Born in Madrid, Alejandro Cerrudo received his training at the Real Conservatorio Professional de Danza de Madrid. After becoming a professional dancer in 1998 Alejandro has built a dance career shaped by companies such as Victor Ullate Ballet, Stuttgart Ballet, Nederlands Dans Theater 2, and Hubbard Street Dance Chicago. In 2008 Alejandro was named Hubbard Street Choreographic Fellow and became the company’s first Resident Choreographer in 2009. He has created several works for Hubbard Street, including collaborations with the Chicago Symphony Orchestra and Nederlands Dans Theater. Alejandro’s works are performed by dance companies worldwide.
Hubbard Street Dance
David Michalek is an artist who takes portraiture as the starting point for the creation of his works in a range of mediums. While earning a B.A in English Literature from U.C.L.A., David worked as an assistant to noted photographer Herb Ritts. In the mid-1990s, he began his professional photographic career working as a portrait artist for various publications, such as The New Yorker, Interview, and Vogue. At the same time, David began to delve into performance, installation, and multi-disciplinary projects. His work has been shown at institutions such as the Brooklyn Museum, the Los Angeles Music Center, Sadler’s Wells Theatre, Opera Bastille, Venice Biennale, and Lincoln Center for the Performing Arts. David lives in New York with his wife, Wendy Whelan.
Joe Levasseur has collaborated with many dance artists including John Jasperse, RoseAnne Spradlin, Sarah Michelson, David Dorfman, Jodi Melnick, Beth Gill, Maria Hassabi, Ishmael Houston-Jones, LeeSaar the Company, Anna Sperber, Megan Sprenger, and Christopher Williams. He has received two Bessie awards for his design work, and in 2009 his Drop Clock Installation was featured in the lobby of Dance Theater Workshop (now New York Live Arts). In 2010 he showed a collection of original paintings at Performance Space 122.
Karen Young has designed costumes for numerous dance and video art projects and has recently been teaching at Rhode Island School of Design.

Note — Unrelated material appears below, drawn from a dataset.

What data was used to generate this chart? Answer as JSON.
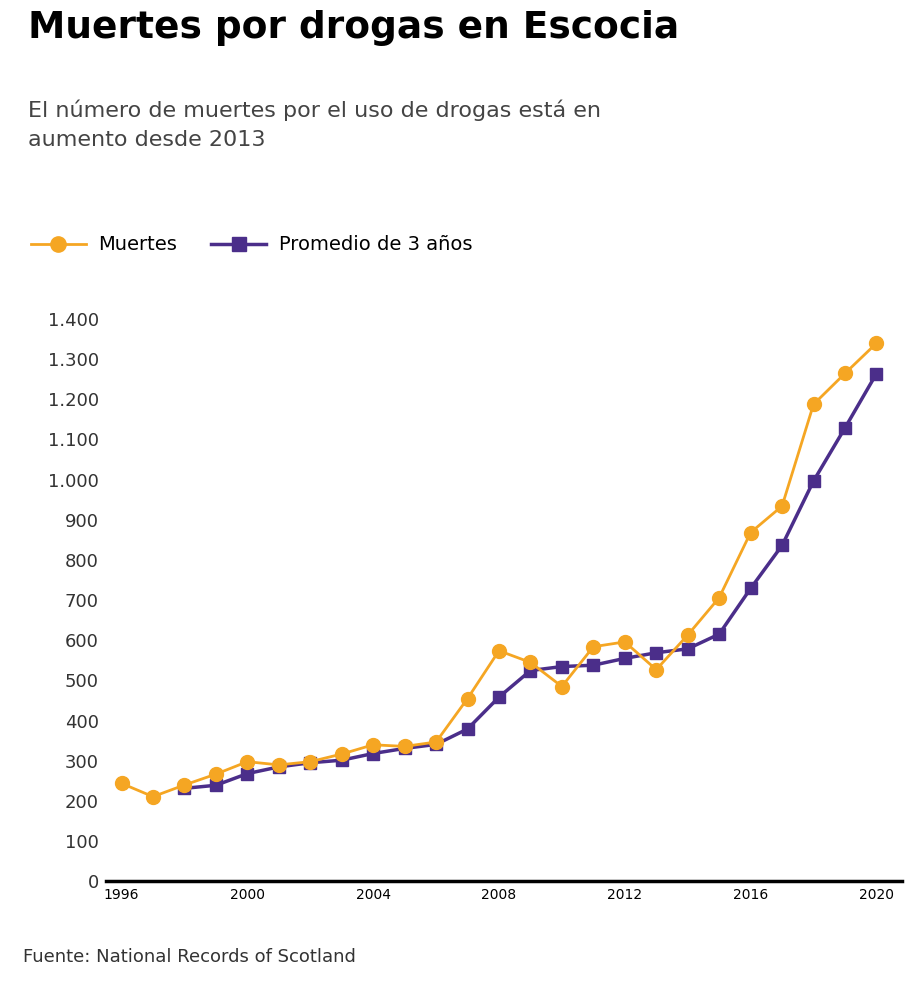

Costume design for video art include Eve Sussman’s 89 Seconds at Alcazar and The Rape of the Sabine Women, Matthew Barney’s Cremaster 5, Toni Dove’s Lucid Possession, and David Michalek’s Slow Dancing and Portraits in Dramatic Time. Recent design for performance includes projects with the Martha Graham Dance Company, American Ballet Theater, Keigwin + Co., Armitage Gone Dance, and Morphoses.
Davison Scandrett served as Director of Production for the Merce Cunningham Dance Company from 2008 until the Company’s closure in 2012. Other production management credits include dances by Sarah Michelson, Miguel Gutierrez, Rashaun Mitchell, Joanna Haigood, Silas Riener, Jennifer Monson, and Pam Tanowitz, as well as extensive experience in commercial touring and event production. Davison is a Bessie Award–winning lighting designer who recently designed Veal for Harrison Atelier and Un Jour ou Deux for Paris Opera Ballet.